You could be, for example, a Congolese in
the Democratic Republic of Congo. But as I spend my 10th Thanksgiving
here, permit me a moment of reflection. Because Thanksgiving prompts the
question that expatriates everywhere face: Shouldn’t I be going home?
The Americans in Paris tend to fall into three categories. There are the
fantasists — people nourished by Hemingway and Sartre, who are
enthralled with the idea of living here. The moneyed version of this
person lives as close as possible to the Eiffel Tower. The Bohemian
version teaches English or tends bar, to finance his true vocation:
being in France.
Then there are the denialists — often here for a spouse’s job — who cope
with living in Paris by pretending they’re not in Paris. They tap into a
parallel universe of Anglophone schools, babysitters and house
painters, and get their French news from CNN.
Finally there are people like me, who study France and then describe it
to the folks back home. We’re determined to have an “authentic” French
experience. And yet, by mining every encounter for its anthropological
significance, we keep our distance, too.
No matter how familiar Paris becomes, something always reminds me that I don’t belong.

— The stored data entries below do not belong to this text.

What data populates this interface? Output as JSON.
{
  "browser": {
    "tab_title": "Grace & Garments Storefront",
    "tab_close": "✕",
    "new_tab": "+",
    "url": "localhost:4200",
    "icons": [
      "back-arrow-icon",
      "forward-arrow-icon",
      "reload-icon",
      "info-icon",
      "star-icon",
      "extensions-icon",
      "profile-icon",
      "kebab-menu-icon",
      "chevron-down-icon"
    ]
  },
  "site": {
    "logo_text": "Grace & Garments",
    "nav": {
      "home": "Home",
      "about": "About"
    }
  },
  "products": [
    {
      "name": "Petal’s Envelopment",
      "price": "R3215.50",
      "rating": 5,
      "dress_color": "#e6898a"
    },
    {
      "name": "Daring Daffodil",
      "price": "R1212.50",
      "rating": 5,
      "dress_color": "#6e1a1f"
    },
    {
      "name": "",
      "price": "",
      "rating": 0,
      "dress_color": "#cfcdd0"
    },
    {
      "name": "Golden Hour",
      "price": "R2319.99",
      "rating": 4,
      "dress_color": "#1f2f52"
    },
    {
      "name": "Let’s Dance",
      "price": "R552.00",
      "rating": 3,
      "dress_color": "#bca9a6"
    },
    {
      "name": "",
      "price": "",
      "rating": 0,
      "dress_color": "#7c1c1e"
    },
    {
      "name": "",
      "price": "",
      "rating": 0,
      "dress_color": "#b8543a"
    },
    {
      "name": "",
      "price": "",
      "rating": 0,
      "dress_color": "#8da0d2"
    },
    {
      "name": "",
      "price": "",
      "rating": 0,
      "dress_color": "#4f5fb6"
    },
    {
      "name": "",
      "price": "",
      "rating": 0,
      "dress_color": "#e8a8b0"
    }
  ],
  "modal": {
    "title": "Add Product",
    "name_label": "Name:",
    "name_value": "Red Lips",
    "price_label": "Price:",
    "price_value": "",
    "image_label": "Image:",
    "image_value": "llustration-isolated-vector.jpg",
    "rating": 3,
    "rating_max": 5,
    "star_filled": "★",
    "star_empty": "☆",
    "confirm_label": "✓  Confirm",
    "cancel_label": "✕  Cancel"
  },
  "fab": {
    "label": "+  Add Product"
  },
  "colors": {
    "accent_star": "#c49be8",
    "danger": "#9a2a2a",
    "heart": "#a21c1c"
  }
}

… The question of whether to stay is especially resonant for Americans in
Paris, because many feel that they live here by accident. Not many
foreigners move to Paris for their dream job. Many do it on a romantic
whim. Expatriates often say that they came for six months, but ended up
staying for 15 years. And no one is quite sure where the time went. It’s
as if Paris is a vortex that lulls you with its hot croissants and
grand boulevards. One morning, you wake up middle-aged — still speaking
… The biggest lesson I’ve learned in 10 years is that I’m American to the core.